Equipe da Atenção Básica (eAB): esta modalidade deve atender aos princípios e
diretrizes propostas para a Atenção Primária à Saúde. Como modelo prioritário é a ESF,
as equipes de Atenção Básica (eAB) podem posteriormente se organizar, solicitando
mudança para eSF e incentivos financeiros equivalentes. As equipes deverão ser
compostas minimamente por médicos preferencialmente da especialidade medicina
de família e comunidade, enfermeiro preferencialmente especialista em saúde da
família, auxiliares de enfermagem e ou técnicos de enfermagem. Poderão agregar
outros profissionais como dentistas, auxiliares de saúde bucal e ou técnicos de saúde
bucal, agentes comunitários de saúde e agentes de combate à endemias.
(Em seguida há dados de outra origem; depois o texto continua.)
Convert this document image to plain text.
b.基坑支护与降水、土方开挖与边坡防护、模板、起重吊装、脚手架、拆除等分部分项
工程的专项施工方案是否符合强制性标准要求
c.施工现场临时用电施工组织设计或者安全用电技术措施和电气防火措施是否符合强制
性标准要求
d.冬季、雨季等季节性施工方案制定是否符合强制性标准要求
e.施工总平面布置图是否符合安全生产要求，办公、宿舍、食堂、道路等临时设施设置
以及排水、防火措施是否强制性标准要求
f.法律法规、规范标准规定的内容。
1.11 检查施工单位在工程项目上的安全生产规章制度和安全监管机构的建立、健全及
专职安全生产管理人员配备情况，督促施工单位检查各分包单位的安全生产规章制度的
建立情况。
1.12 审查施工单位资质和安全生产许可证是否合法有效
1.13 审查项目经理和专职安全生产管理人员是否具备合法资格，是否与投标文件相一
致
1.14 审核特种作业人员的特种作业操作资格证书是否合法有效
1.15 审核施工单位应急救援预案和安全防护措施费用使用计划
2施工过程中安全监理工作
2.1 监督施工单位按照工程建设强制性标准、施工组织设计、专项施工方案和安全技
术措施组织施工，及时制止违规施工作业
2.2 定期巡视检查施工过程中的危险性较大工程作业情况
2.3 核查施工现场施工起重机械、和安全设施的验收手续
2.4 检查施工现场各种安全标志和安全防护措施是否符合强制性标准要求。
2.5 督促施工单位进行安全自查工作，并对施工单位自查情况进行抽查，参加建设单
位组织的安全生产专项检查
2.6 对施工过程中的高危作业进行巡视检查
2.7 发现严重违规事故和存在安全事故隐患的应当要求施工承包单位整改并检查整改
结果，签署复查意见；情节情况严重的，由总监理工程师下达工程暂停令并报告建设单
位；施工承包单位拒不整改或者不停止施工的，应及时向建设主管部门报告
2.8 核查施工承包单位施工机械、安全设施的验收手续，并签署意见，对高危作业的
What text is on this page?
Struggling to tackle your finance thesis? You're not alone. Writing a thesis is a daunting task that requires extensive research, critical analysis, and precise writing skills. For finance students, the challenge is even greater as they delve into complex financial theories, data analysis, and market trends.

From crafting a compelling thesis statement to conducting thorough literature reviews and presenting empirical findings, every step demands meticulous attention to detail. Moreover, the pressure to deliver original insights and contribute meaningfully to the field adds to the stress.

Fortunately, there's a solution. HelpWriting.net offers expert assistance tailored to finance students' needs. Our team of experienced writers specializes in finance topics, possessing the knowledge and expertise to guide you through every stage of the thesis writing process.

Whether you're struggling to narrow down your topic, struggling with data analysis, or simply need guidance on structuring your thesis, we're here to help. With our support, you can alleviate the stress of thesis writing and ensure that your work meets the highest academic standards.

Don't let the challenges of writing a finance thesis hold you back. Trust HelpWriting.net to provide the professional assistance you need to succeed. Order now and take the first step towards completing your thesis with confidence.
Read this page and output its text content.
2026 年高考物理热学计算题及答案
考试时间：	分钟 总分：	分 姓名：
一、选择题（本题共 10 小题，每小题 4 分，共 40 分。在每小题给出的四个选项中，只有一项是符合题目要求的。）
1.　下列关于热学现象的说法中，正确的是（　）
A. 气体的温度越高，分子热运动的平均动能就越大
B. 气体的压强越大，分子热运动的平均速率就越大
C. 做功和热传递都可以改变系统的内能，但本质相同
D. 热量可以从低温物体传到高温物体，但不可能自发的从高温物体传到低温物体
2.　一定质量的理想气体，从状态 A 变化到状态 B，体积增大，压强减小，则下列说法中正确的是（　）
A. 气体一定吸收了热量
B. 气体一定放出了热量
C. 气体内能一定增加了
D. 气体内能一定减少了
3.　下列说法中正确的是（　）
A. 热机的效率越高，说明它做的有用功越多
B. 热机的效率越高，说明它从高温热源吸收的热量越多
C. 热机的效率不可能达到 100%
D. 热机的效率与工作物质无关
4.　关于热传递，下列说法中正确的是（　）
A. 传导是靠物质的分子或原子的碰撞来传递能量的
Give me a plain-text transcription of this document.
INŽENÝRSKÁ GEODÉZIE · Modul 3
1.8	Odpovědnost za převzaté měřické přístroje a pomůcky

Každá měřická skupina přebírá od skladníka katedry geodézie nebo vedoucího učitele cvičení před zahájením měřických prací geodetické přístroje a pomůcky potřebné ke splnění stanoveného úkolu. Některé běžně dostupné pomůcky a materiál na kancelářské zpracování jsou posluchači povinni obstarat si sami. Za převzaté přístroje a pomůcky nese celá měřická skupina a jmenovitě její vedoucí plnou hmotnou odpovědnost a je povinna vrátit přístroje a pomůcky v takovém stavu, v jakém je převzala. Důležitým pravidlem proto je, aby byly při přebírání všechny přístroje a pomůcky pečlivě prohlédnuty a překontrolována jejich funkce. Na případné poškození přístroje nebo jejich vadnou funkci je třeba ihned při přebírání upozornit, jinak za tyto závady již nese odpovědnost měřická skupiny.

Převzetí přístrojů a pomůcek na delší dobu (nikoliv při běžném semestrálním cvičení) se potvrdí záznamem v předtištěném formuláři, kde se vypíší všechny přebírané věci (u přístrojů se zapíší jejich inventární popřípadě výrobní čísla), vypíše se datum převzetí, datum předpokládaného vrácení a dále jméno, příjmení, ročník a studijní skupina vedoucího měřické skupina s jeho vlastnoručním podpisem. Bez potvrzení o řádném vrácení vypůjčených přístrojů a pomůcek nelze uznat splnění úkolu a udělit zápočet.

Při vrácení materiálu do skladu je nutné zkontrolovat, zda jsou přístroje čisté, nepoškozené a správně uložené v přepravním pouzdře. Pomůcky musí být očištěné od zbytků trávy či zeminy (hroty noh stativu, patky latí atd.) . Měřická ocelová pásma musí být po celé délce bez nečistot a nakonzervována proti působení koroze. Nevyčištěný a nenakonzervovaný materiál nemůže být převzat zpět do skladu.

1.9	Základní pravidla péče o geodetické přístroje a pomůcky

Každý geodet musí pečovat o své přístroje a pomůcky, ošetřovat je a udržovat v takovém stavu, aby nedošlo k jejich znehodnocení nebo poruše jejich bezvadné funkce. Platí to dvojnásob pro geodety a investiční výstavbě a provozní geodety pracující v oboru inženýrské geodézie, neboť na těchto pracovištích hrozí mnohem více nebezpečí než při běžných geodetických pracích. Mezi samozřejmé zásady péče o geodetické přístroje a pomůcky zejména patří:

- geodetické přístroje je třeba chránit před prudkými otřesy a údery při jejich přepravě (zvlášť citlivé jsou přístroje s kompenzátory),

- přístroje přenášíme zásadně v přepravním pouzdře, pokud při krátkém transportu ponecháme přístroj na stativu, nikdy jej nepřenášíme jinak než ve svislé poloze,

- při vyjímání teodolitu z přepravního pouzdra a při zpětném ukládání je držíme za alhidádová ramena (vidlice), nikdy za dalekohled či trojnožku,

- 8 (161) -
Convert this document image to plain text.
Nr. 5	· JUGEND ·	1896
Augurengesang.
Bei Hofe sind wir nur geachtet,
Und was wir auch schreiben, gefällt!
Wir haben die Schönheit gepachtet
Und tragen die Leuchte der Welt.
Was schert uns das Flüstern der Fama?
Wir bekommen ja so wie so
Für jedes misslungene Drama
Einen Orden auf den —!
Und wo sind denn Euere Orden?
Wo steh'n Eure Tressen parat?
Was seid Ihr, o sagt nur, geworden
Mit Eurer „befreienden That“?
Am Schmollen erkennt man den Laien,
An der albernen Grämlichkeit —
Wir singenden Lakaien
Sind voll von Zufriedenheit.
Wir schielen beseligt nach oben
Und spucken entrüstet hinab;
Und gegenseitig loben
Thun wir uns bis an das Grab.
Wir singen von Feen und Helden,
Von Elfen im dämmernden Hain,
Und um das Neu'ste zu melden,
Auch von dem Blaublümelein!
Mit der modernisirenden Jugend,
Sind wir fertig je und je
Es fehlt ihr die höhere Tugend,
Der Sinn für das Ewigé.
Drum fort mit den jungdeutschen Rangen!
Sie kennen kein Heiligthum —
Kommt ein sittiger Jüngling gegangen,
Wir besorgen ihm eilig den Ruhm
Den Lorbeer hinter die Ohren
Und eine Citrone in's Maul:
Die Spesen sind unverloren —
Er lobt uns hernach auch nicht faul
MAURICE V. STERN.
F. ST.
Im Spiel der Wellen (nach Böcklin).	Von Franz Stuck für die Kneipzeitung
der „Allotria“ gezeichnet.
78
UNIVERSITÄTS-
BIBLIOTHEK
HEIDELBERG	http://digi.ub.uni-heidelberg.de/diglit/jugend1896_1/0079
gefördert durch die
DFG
A Política Nacional de Atenção Básica 2017 permitiu estabelecer equipes de
Saúde da Família (SF) com apenas um ACS e equipes AP (eAP) sem ACS, o que pode
ocasionar dificuldade de desenvolver o vínculo entre as pessoas e profissionais, a
continuidade, coordenação e longitudinalidade do cuidado. A possibilidade de
ausência do ACS afeta um dos pilares do modelo assistencial que caracteriza a ESF em
seu componente comunitário e de promoção da saúde.
Equipe de Saúde Bucal (eSB): Modalidade que pode compor as equipes que
atuam na atenção básica, constituída por um cirurgião-dentista e um técnico em saúde
bucal e/ou auxiliar de saúde bucal. Os profissionais de saúde bucal devem estar
vinculados à uma Unidade Básica de Saúde ou a Unidade Odontológica Móvel,
podendo se organizar nas seguintes modalidades: Modalidade I: Cirurgião-dentista e
auxiliar em saúde bucal (ASB) ou técnico em saúde bucal (TSB) e; Modalidade II:
Cirurgião-dentista, TSB e ASB, ou outro TSB. Independente da modalidade adotada, os
profissionais de Saúde Bucal são vinculados a uma equipe de Atenção Básica (eAB) ou
equipe de Saúde da Família (eSF), devendo compartilhar a gestão e o processo de
trabalho da equipe, tendo responsabilidade sanitária pela mesma população e
território adstrito que a equipe de Saúde da Família ou Atenção Básica a qual integra.